El rey desnudo…

Cayetano Llobet

TANO Hugo Chávez ha quedado en evidencia. Diga lo que diga, es imposible convencer al mundo de que la mitad no es la mitad. Lo más divertido es que, antes de la elección, él sabía que no podía ganar: ¿por qué, sino, la redistribución de distritos electorales? Lo malo es que cuando la política se hace al estilo Chávez, hasta los alumnos de primaria se dan cuenta porque es un problema de aritmética elemental. ¿Cómo explicar a esos alumnos de primaria que, con el mismo número de votos, el oficialismo tenga 98 representantes y la oposición 65?

Es aquí cuando entra el problema de los sastres. Son los que tienen que confeccionar trajes a medida para que los aspirantes a las dictaduras vitalicias siempre ganen. Son los elaboradores de leyes, de reglamentos, de constituciones, que se han especializado en ese tipo de confección. Dos españoles, pagados por Chávez, confeccionaron las constituciones de Ecuador y de Bolivia, pero son sastres caros. También los hay nacionales y más baratos que en su tiempo fueron aprendices muy aprovechados y hoy son verdaderos maestros del oficio.



La función de esos trajes es muy simple: hacer ver al mundo que el sujeto -en este caso el aspirante a vitalicio- está vestido de acuerdo a las normas aceptables en esa exposición que se llama la democracia formal. La habilidad de los sastres consiste en convencer al público de las bondades del traje, aunque el nuevo elegante sepa con certeza que se trata de un traje de utilería y que se puede desechar en cualquier momento.

Pero a veces, como acaba de ocurrir en Venezuela, el traje resulta insuficiente o su corte y presentación demasiado groseros. Es cuando ya no se ve el traje -que era la preocupación del vitalicio- sino su desnudez. Lo que no sería tan grave -aún con los referentes estéticos de Chávez- sino por la impudicia. Ocho horas tardó el Consejo Electoral para dar el resultado y ¡no se atrevió a mencionar el porcentaje de votos obtenidos por la oposición y el oficialismo! ¿No es un acto vulgar de impudicia?

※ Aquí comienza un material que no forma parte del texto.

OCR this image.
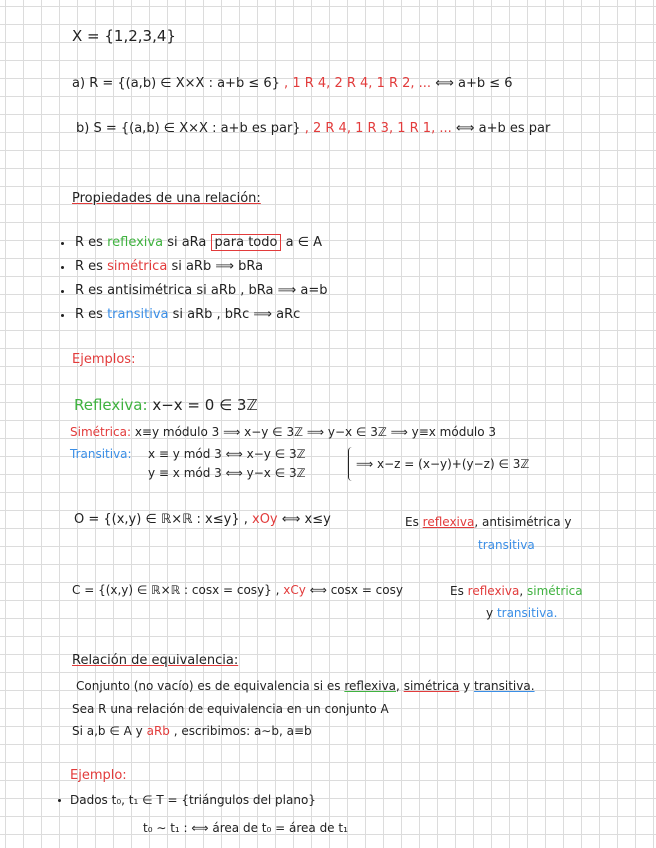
X = {1,2,3,4}
a) R = {(a,b) ∈ X×X : a+b ≤ 6} , 1 R 4, 2 R 4, 1 R 2, ... ⟺ a+b ≤ 6
b) S = {(a,b) ∈ X×X : a+b es par} , 2 R 4, 1 R 3, 1 R 1, ... ⟺ a+b es par
Propiedades de una relación:
R es reflexiva si aRa para todo a ∈ A
R es simétrica si aRb ⟹ bRa
R es antisimétrica si aRb , bRa ⟹ a=b
R es transitiva si aRb , bRc ⟹ aRc
Ejemplos:
Reflexiva: x−x = 0 ∈ 3ℤ
Simétrica: x≡y módulo 3 ⟹ x−y ∈ 3ℤ ⟹ y−x ∈ 3ℤ ⟹ y≡x módulo 3
Transitiva: x ≡ y mód 3 ⟺ x−y ∈ 3ℤ
y ≡ x mód 3 ⟺ y−x ∈ 3ℤ
⟹ x−z = (x−y)+(y−z) ∈ 3ℤ
O = {(x,y) ∈ ℝ×ℝ : x≤y} , xOy ⟺ x≤y	Es reflexiva, antisimétrica y
transitiva
C = {(x,y) ∈ ℝ×ℝ : cosx = cosy} , xCy ⟺ cosx = cosy	Es reflexiva, simétrica
y transitiva.
Relación de equivalencia:
Conjunto (no vacío) es de equivalencia si es reflexiva, simétrica y transitiva.
Sea R una relación de equivalencia en un conjunto A
Si a,b ∈ A y aRb , escribimos: a∼b, a≡b
Ejemplo:
Dados t₀, t₁ ∈ T = {triángulos del plano}
t₀ ∼ t₁ : ⟺ área de t₀ = área de t₁
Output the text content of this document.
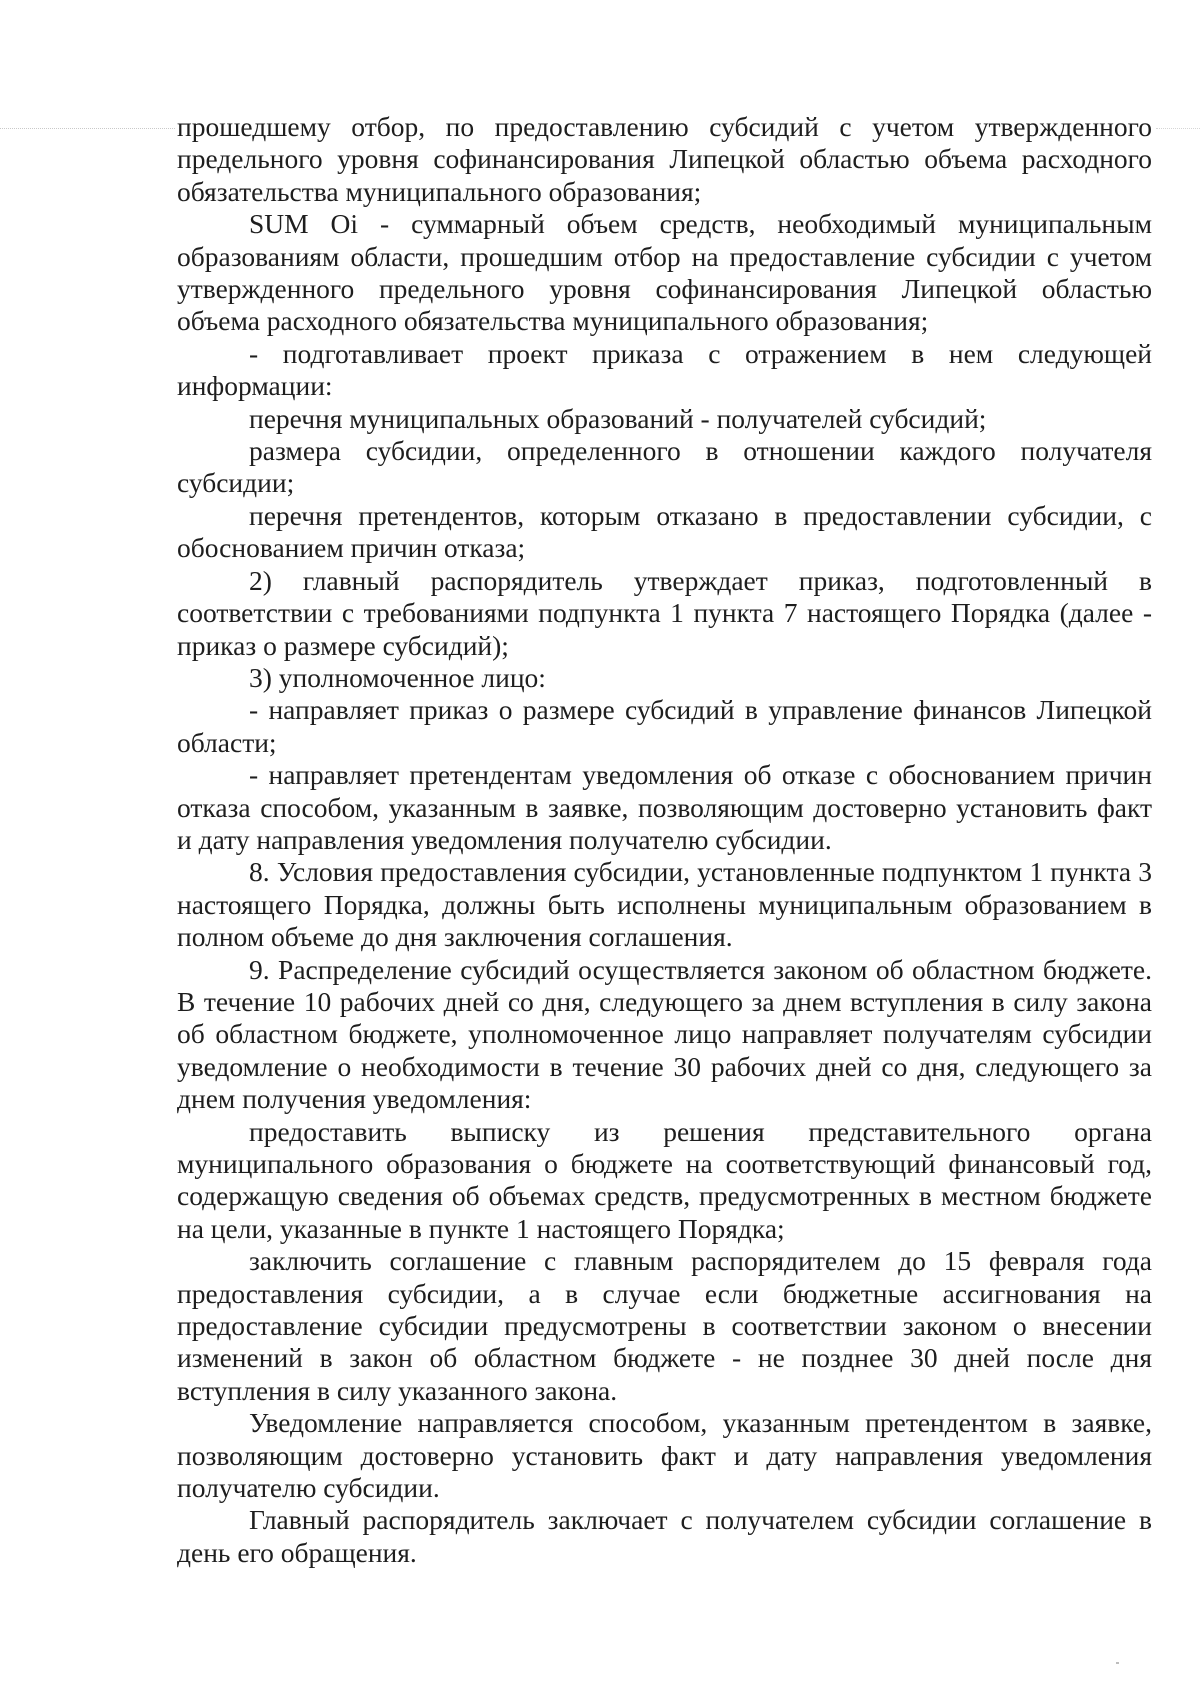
прошедшему отбор, по предоставлению субсидий с учетом утвержденного предельного уровня софинансирования Липецкой областью объема расходного обязательства муниципального образования;

SUM Oi - суммарный объем средств, необходимый муниципальным образованиям области, прошедшим отбор на предоставление субсидии с учетом утвержденного предельного уровня софинансирования Липецкой областью объема расходного обязательства муниципального образования;

- подготавливает проект приказа с отражением в нем следующей информации:

перечня муниципальных образований - получателей субсидий;

размера субсидии, определенного в отношении каждого получателя субсидии;

перечня претендентов, которым отказано в предоставлении субсидии, с обоснованием причин отказа;

2) главный распорядитель утверждает приказ, подготовленный в соответствии с требованиями подпункта 1 пункта 7 настоящего Порядка (далее - приказ о размере субсидий);

3) уполномоченное лицо:

- направляет приказ о размере субсидий в управление финансов Липецкой области;

- направляет претендентам уведомления об отказе с обоснованием причин отказа способом, указанным в заявке, позволяющим достоверно установить факт и дату направления уведомления получателю субсидии.

8. Условия предоставления субсидии, установленные подпунктом 1 пункта 3 настоящего Порядка, должны быть исполнены муниципальным образованием в полном объеме до дня заключения соглашения.

9. Распределение субсидий осуществляется законом об областном бюджете. В течение 10 рабочих дней со дня, следующего за днем вступления в силу закона об областном бюджете, уполномоченное лицо направляет получателям субсидии уведомление о необходимости в течение 30 рабочих дней со дня, следующего за днем получения уведомления:

предоставить выписку из решения представительного органа муниципального образования о бюджете на соответствующий финансовый год, содержащую сведения об объемах средств, предусмотренных в местном бюджете на цели, указанные в пункте 1 настоящего Порядка;

заключить соглашение с главным распорядителем до 15 февраля года предоставления субсидии, а в случае если бюджетные ассигнования на предоставление субсидии предусмотрены в соответствии законом о внесении изменений в закон об областном бюджете - не позднее 30 дней после дня вступления в силу указанного закона.

Уведомление направляется способом, указанным претендентом в заявке, позволяющим достоверно установить факт и дату направления уведомления получателю субсидии.

Главный распорядитель заключает с получателем субсидии соглашение в день его обращения.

Y Hugo Chávez, en su conferencia de prensa, constatando que su desnudez era observada por una periodista, hizo lo que ya es una costumbre de los vitalicios: tratar de ridiculizar a la periodista, obviamente entre las risas de los corifeos que siempre están ahí para festejar los chistes del rey… ¡los mismos que le dicen que está muy bien vestido!

Pero los vitalicios saben que, al final, no importa su impudicia, sino su permanencia en el poder. Chávez tiene una mentalidad de cuartel y no lo disimula. Los enojos son normales en los aspirantes a vitalicios. Pero a veces deciden prescindir de adornos y lo hacen con humor: “La oposición intentó hacer trampa y nosotros le hicimos otra trampa más interesante todavía” explicó Evo Morales justificando su derecho a reelegirse. Son los momentos en los que Evo decide no acudir a los sastres y se lanza al striptease integral: “A mi no me importa si es legal o es ilegal, ¡yo le meto nomás!”

¡Qué furioso tiene que estar Chávez! Una elección bastó para despojar de todos sus adornos al “Mussolini tropical”. Para su oposición no es momento de jolgorio sino de preocupación y de preparación porque cuando el aspirante a dictador vitalicio notifica que “lo que viene es joropo, así que vayan comprando alpargatas”, es porque se siente más cómodo en pelotas y no hay nada tan peligroso como un totalitario libre de las formas porque, además, termina maldiciendo todo el tiempo perdido con los sastres. La frase se la atribuyen a Hitler: “con el tiempo uno se arrepiente de haber sido tan bondadoso”.